Votre série appartient effectivement au genre de la dystopie matriarcale. Les femmes détiennent le pouvoir et en abusent, comme les hommes dans notre société. Qu’est-ce que ce genre particulier vous permet de raconter ?
Je pense que s’il n’y avait pas eu cette permutation des genres, si j’avais mis une femme dans le rôle principal, on aurait cherché encore plus l’autobiographie dans le personnage. Il aurait fallu aller davantage dans la vérité de mon histoire. Et puis, la permutation des genres fait vraiment ressortir le côté problématique de toutes ces interactions de sexisme au quotidien. Si c’était une actrice qui avait tenu le rôle de Jérémy Gillet, on m’aurait aussi demandé des choses plus spectaculaires, c’est-à-dire plus de violence. Or, ce qui m’intéressait, c’était de raconter la banalité du sexisme.
On vit une époque compliquée, pleine d’incertitudes.

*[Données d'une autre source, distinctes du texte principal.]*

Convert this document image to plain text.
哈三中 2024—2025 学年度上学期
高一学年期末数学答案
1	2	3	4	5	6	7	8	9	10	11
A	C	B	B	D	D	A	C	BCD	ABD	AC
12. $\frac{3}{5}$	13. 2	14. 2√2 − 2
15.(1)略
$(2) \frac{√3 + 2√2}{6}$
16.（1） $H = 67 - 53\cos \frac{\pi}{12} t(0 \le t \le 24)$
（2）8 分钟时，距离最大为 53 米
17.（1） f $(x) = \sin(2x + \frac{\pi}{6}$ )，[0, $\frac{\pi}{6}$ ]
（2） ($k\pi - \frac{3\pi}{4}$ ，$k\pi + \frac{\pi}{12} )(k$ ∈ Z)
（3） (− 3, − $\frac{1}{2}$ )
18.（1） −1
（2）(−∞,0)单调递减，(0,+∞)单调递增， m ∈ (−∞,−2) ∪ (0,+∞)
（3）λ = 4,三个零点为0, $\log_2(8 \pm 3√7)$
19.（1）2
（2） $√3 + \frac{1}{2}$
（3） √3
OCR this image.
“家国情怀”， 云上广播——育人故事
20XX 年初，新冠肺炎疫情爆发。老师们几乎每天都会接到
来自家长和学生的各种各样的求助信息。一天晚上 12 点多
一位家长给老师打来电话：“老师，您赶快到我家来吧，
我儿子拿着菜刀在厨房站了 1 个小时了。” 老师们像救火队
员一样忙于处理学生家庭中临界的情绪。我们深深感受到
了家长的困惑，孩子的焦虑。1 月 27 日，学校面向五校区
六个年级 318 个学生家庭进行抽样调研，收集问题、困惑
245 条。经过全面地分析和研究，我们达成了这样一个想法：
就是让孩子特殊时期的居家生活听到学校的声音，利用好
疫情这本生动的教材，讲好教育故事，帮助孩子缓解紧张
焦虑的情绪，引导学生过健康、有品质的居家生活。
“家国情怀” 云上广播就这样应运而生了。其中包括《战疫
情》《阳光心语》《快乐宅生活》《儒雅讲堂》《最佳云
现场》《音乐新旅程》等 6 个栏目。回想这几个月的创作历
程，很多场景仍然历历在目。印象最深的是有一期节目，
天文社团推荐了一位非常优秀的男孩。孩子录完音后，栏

Que peut la fiction contre ce phénomène et la montée des extrêmes ?
Je pense que c’est un fantasme petit-bourgeois de penser que nos films peuvent changer le monde. Il faut avoir conscience de la limite de ce qu’on est capable de faire. Je peux faire des films, même des documentaires engagés [elle a notamment réalisé Tu enfanteras dans la douleur en 2019 pour Arte, ou Le Procès du 36 pour France 2 en 2022, ndlr]. Je peux faire réfléchir des gens qui ne sont pas forcément d’accord avec moi, qui vont se dire : “Ah tiens, cet argument est intéressant.” Mais je ne peux pas changer le monde.

Pour moi, ceux qui le font sont ceux qui militent au quotidien. Moi, je suis une saltimbanque. Je n’ai pas cette prétention. Je ne suis pratiquement jamais en manifestation. Je ne suis pas à l’aise dans les endroits où il y a de la foule. Je ne fais pas partie des personnes comme Adèle Haenel. Je fais juste des films. Maintenant, le fait de proposer des contre-images, des versions alternatives et des films militants, ça façonne quand même nos imaginaires. Et il vaut mieux que ce soit ces films-là, ou ces séries-là, qui soient diffusés plutôt que des fictions qui mettent en valeur la virilité ou ce genre de conneries.